In another approach, Liang, et al., in U.S. Pat. No. 5,714,412 disclose a multi-level, split-gate flash memory cell where the memory device is formed on a doped semiconductor substrate, and covered with a tunnel oxide layer covering turn with a doped first polysilicon layer. The first polysilicon layer is patterned into a pair of floating gate electrodes. An interelectrode dielectric layer covers the floating gate electrodes, the sidewalls of the floating gate electrodes and the edges of the tunnel oxide below the floating gate electrodes. A second polysilicon layer overlying the interelectrode dielectric layer and is in turn covered by a tungsten silicide layer. A control gate electrode which spans the pair of floating gate electrodes is formed by the second polysilicon layer, the tungsten silicide and the first and second dielectric layers patterned into a gate electrode stack providing a control gate electrode spanning across the pair of floating gate electrodes.
It is disclosed in the present invention a different method of forming a spacer in a split-gate flash memory cell by judiciously implanting the layer from which the spacer is formed.
It is therefore an object of this invention to provide method of forming a split-gate flash memory cell having a well shaped and well formed spacer between the lower edges of the floating gate and the control gate of the cell.
It is another object of this invention to provide a method of forming a nitride spacer through a judicious ion implanting of the nitride layer from which it is formed.
It is still another object of the present invention to provide split-gate flash memory cell having a rectangular shaped spacer between the lower edges of the floating gate and the control gate of the cell.
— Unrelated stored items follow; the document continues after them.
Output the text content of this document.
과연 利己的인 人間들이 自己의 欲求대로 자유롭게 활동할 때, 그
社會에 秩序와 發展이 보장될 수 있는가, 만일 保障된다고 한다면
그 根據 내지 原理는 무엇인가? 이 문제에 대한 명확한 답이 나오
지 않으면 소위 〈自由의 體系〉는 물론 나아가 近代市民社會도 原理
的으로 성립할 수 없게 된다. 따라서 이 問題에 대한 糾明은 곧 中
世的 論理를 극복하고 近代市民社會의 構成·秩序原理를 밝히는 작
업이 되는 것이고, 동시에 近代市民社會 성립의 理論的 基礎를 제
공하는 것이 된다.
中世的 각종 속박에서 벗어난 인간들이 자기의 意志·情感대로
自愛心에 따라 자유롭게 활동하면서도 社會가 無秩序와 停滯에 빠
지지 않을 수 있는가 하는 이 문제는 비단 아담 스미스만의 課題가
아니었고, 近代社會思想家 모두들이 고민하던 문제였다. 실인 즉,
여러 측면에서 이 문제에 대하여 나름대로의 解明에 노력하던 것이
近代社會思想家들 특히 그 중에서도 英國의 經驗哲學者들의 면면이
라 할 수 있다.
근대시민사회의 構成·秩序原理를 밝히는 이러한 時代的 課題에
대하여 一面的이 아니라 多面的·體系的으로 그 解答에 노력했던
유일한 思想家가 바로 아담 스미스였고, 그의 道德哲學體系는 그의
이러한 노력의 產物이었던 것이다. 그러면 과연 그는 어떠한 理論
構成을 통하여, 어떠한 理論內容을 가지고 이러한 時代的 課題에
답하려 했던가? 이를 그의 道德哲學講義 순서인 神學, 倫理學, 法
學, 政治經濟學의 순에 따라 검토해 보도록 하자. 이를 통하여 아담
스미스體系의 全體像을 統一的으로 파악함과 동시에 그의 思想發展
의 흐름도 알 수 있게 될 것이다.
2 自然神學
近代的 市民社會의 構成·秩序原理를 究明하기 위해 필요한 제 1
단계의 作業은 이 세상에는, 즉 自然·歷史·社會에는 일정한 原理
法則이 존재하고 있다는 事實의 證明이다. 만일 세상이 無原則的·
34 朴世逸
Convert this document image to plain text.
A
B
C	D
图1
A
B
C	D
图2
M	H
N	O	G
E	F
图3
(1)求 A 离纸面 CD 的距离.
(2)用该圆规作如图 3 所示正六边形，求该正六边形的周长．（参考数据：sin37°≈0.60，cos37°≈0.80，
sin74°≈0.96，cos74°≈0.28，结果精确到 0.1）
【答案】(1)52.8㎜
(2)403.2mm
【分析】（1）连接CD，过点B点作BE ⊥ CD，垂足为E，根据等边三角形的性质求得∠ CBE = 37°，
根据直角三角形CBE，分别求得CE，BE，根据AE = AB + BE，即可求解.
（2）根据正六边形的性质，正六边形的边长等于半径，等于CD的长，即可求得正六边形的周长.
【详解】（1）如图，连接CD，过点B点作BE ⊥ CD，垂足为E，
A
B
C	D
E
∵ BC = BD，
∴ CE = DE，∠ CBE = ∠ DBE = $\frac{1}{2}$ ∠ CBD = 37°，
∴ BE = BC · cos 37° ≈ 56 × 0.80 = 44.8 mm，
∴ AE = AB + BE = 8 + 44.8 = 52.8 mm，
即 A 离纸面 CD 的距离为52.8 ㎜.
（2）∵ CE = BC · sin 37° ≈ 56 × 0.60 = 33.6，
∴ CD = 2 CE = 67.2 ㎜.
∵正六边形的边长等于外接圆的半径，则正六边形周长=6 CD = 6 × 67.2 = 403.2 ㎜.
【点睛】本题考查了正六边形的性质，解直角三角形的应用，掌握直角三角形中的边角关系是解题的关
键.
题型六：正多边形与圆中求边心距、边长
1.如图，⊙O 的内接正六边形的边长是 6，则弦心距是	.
These objects are accomplished by providing a silicon substrate having a plurality of active and field regions defined; forming a gate oxide layer over said substrate; forming a first polysilicon layer over said gate oxide forming a first polysilicon layer over said gate oxide layer; forming a nitride layer over said first polysilicon layer; forming and patterning a first photoresist layer over said first polysilicon layer to form a photoresist mask with a pattern corresponding to the floating gate of said split-gate flash memory cell; etching said nitride layer through said photoresist mask to form an opening to expose a portion of the underlying said first polysilicon layer; removing said first photoresist layer; oxidizing said fist polysilicon layer exposed in said opening thus forming poly oxide over said first polysilicon layer; removing said nitride layer; using said poly oxide as a hard mask, etching said first polysilicon layer to form floating gate; forming high temperature oxide (HTO) layer over said substrate including said floating gate; forming silicon nitride layer over said HTO layer; vertical implanting said silicon nitride layer covering said substrate; performing a high selectivity etch of said silicon nitride layer to form silicon nitride spacer; forming an intergate oxide layer over said substrate; forming a second polysilicon layer over said intergate oxide layer; and patterning said second polysilicon layer with a second photoresist mask having control gate pattern to form a control gate to complete the forming of said split-gate flash memory cell.
These objects are further accomplished by providing a split-gate flash memory cell having a floating gate with vertical walls and a rectangular nitride spacer between the lower edges of the floating gate and the control gate of the memory cell.